Andrew Kreps Gallery is pleased to announce an exhibition of new work by Michael E. Smith.
To make his sculptures, Smith extracts recognizable objects from the constant cycle of consumption and production that drives our modern world. Materials including clothing, plastics, machinery, as well those derived from the natural world, are stripped of their intended purpose, and reassembled to create new, sculptural forms, highlighting that while these are often discarded, they never fully disappear. Organized through a series of binaries, such as natural versus the artificial, the human versus the technological, or life versus death, Smith seeks to coax both the individual histories of his objects, as well as the larger, often invisible systems they inhabit.

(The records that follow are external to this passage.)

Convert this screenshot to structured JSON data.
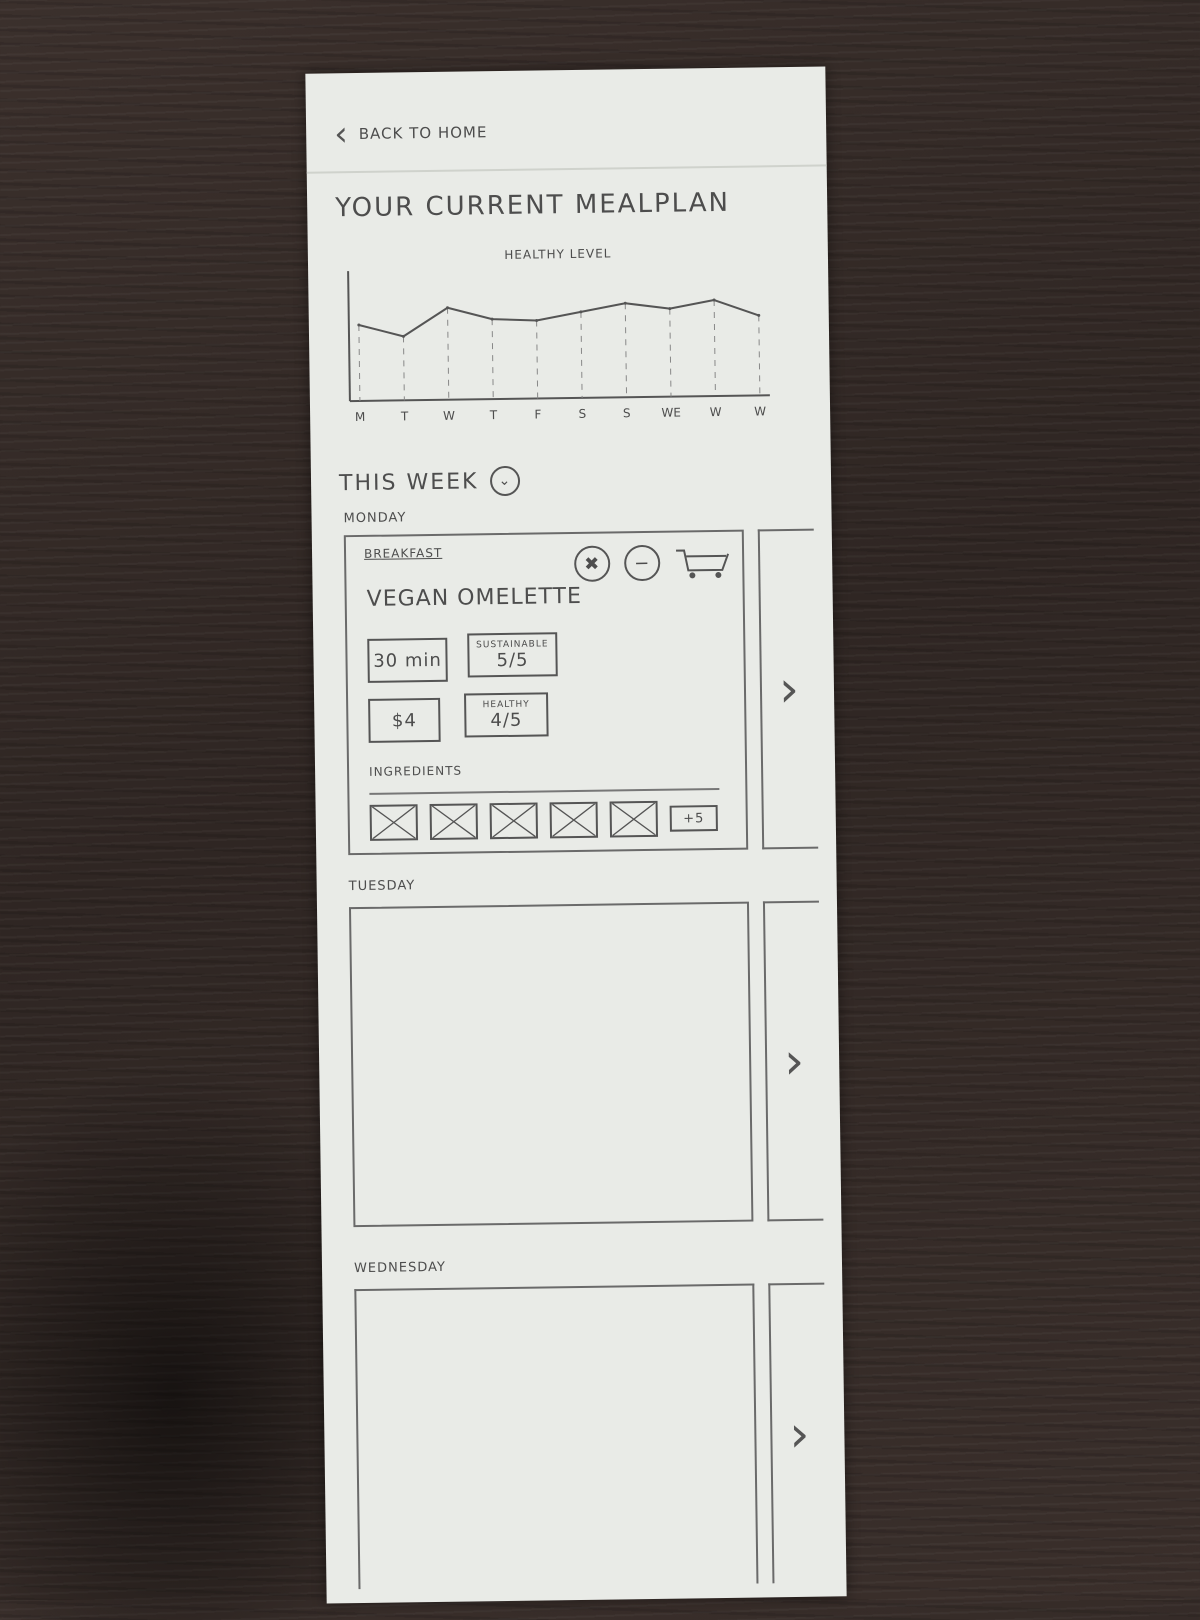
{
  "nav": {
    "back_label": "Back to home"
  },
  "page": {
    "title": "Your current mealplan"
  },
  "chart_data": {
    "type": "line",
    "title": "Healthy level",
    "categories": [
      "M",
      "T",
      "W",
      "T",
      "F",
      "S",
      "S",
      "WE",
      "W",
      "W"
    ],
    "values": [
      3.8,
      3.2,
      4.6,
      4.0,
      3.9,
      4.3,
      4.7,
      4.4,
      4.8,
      4.0
    ],
    "ylim": [
      0,
      6
    ],
    "grid": "vertical dashed"
  },
  "section": {
    "this_week_label": "This week"
  },
  "days": [
    {
      "label": "Monday",
      "meal_type": "Breakfast",
      "meal_name": "Vegan omelette",
      "time": "30 min",
      "sustainable_caption": "Sustainable",
      "sustainable": "5/5",
      "price": "$4",
      "healthy_caption": "Healthy",
      "healthy": "4/5",
      "ingredients_label": "Ingredients",
      "ingredients_more": "+5",
      "icons": [
        "nutrition-icon",
        "remove-icon",
        "cart-icon"
      ]
    },
    {
      "label": "Tuesday"
    },
    {
      "label": "Wednesday"
    }
  ]
}
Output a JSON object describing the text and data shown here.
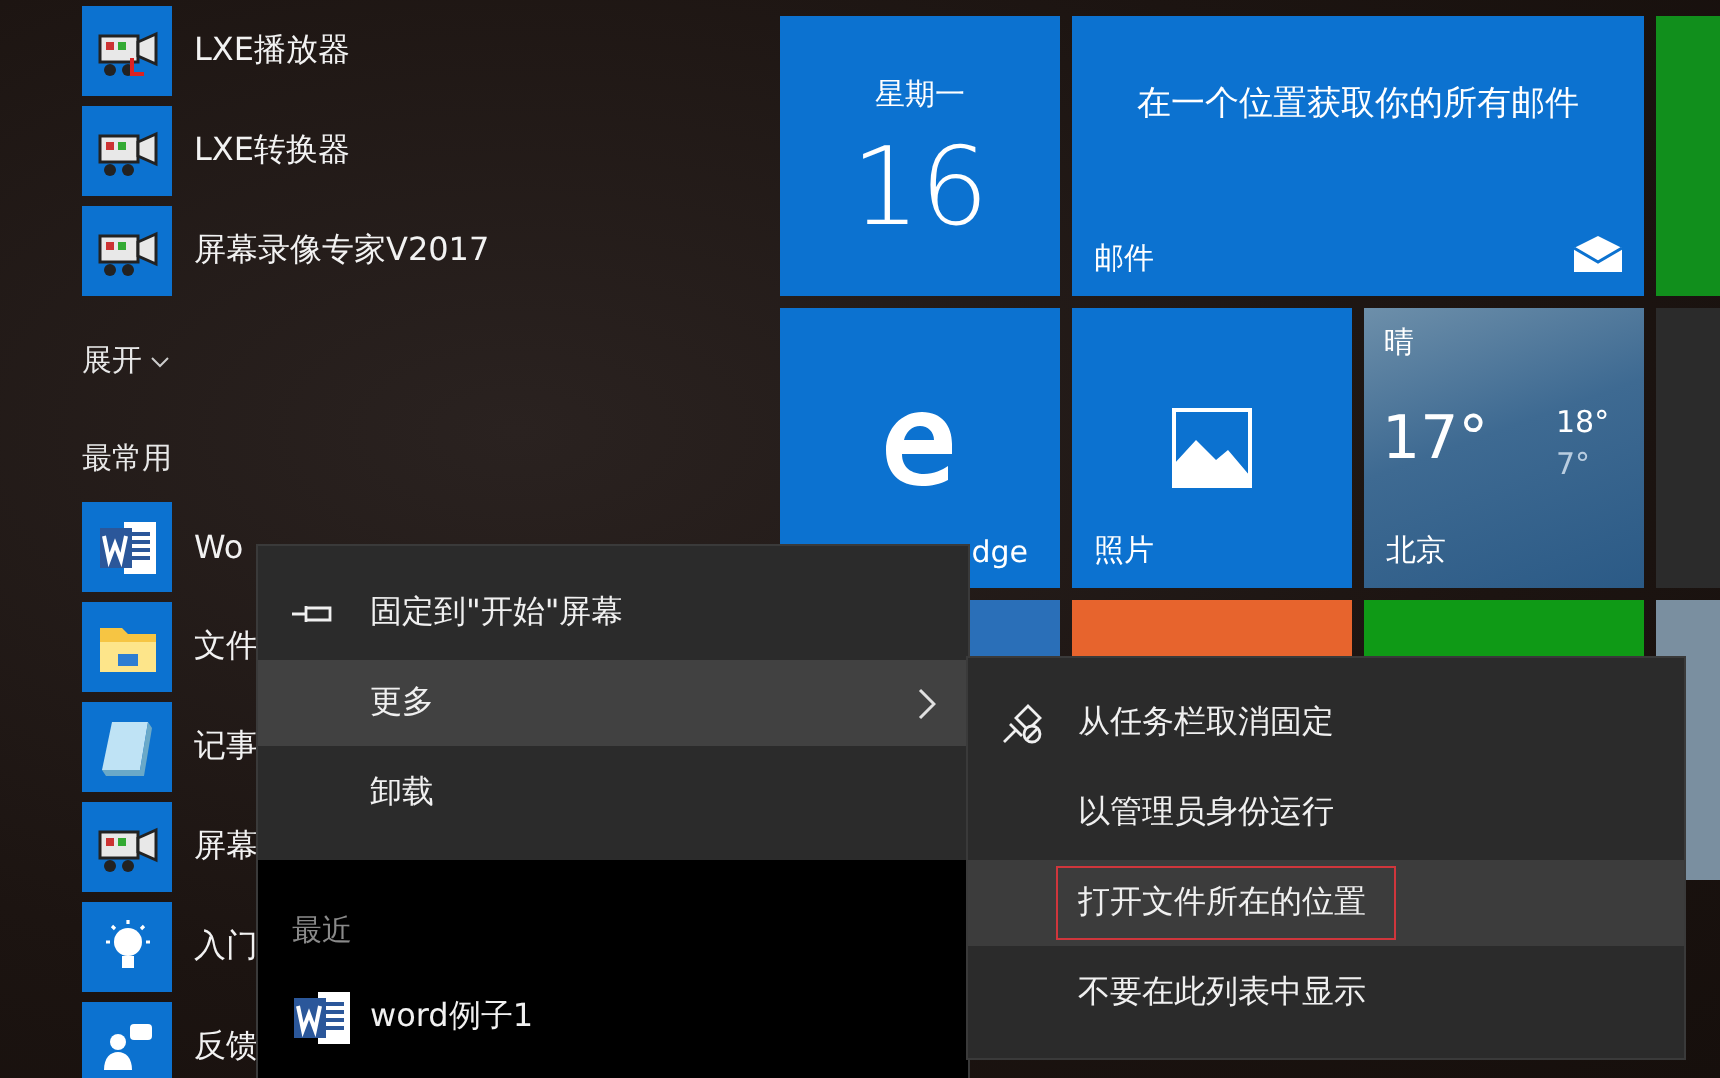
{
  "app_list": {
    "top_apps": [
      {
        "name": "LXE播放器",
        "kind": "camera-red"
      },
      {
        "name": "LXE转换器",
        "kind": "camera"
      },
      {
        "name": "屏幕录像专家V2017",
        "kind": "camera"
      }
    ],
    "expand_label": "展开",
    "section_title": "最常用",
    "frequent_apps": [
      {
        "name": "Wo",
        "kind": "word"
      },
      {
        "name": "文件",
        "kind": "folder"
      },
      {
        "name": "记事",
        "kind": "notepad"
      },
      {
        "name": "屏幕",
        "kind": "camera"
      },
      {
        "name": "入门",
        "kind": "bulb"
      },
      {
        "name": "反馈",
        "kind": "people"
      }
    ]
  },
  "tiles": [
    {
      "kind": "calendar",
      "weekday": "星期一",
      "day": "16"
    },
    {
      "kind": "mail",
      "message": "在一个位置获取你的所有邮件",
      "label": "邮件"
    },
    {
      "kind": "plain",
      "color": "#118f1c"
    },
    {
      "kind": "edge",
      "label": "dge"
    },
    {
      "kind": "photos",
      "label": "照片"
    },
    {
      "kind": "weather",
      "condition": "晴",
      "temp": "17°",
      "high": "18°",
      "low": "7°",
      "city": "北京"
    },
    {
      "kind": "plain",
      "color": "#2b2b2b"
    },
    {
      "kind": "plain",
      "color": "#2a6fb8"
    },
    {
      "kind": "plain",
      "color": "#e7642d"
    },
    {
      "kind": "plain",
      "color": "#0f9a16"
    },
    {
      "kind": "plain",
      "color": "#7a8fa0"
    }
  ],
  "context_menu": {
    "items": [
      {
        "label": "固定到\"开始\"屏幕",
        "kind": "pin",
        "has_submenu": false,
        "selected": false
      },
      {
        "label": "更多",
        "kind": "plain",
        "has_submenu": true,
        "selected": true
      },
      {
        "label": "卸载",
        "kind": "plain",
        "has_submenu": false,
        "selected": false
      }
    ],
    "recent_title": "最近",
    "recent_items": [
      {
        "label": "word例子1"
      }
    ]
  },
  "submenu": {
    "items": [
      {
        "label": "从任务栏取消固定",
        "kind": "unpin",
        "selected": false,
        "outlined": false
      },
      {
        "label": "以管理员身份运行",
        "kind": "plain",
        "selected": false,
        "outlined": false
      },
      {
        "label": "打开文件所在的位置",
        "kind": "plain",
        "selected": true,
        "outlined": true
      },
      {
        "label": "不要在此列表中显示",
        "kind": "plain",
        "selected": false,
        "outlined": false
      }
    ]
  }
}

The emotional tenor of his sculptures is furthered by alterations made to the exhibition space itself, whether it be through ambient means (the dimming or removal of lights), the addition of sound, or interventions to pathways and thresholds. Paring down his installations to an extreme, Smith invites emptiness to shape his works as well, and the uneasy tension it brings with it, from order and harmony, to disarray and discord.
Michael E. Smith lives and works in Providence, RI. His work is currently the subject of an exhibition at the Henry Moore Institute, Leeds, UK, on view through June 18. Smith’s work was additionally included in Quiet as it’s Kept, the 2022 Whitney Biennial, Whitney Museum of American Art, New York. Past solo exhibitions include Pinakothek der Moderne, Munich, 2021, secession, Vienna, 2020, Kunsthalle Basel, Basel, 2018, MoMA PS1, New York, 2017, 500 Capp Street, San Francisco, 2017, S.M.A.K., Ghent, 2017, Kunstverein Hannover, Hannover, 2015, De Appel, Amsterdam, 2015, Sculpture Center, Long Island City, 2015, The Power Station, Dallas, 2014, and La Triennale di Milano, Milan, 2014, among others. Additionally, Michael E. Smith participated in May You Live in Interesting Times, 58th edition of the Venice Biennale, Venice, 2019, and the 2012 Whitney Biennial, Whitney Museum of American Art, New York. Smith’s work is held in the collections of the Hammer Museum, Los Angeles, Ludwig Forum, Aachen, Germany, MCA Chicago, Museum National de Monaco, Museum of Art, Rhode Island School of Design, Providence, SMAK, Ghent, Walker Art Center, Minneapolis, and the Whitney Museum of American Art, New York, among others.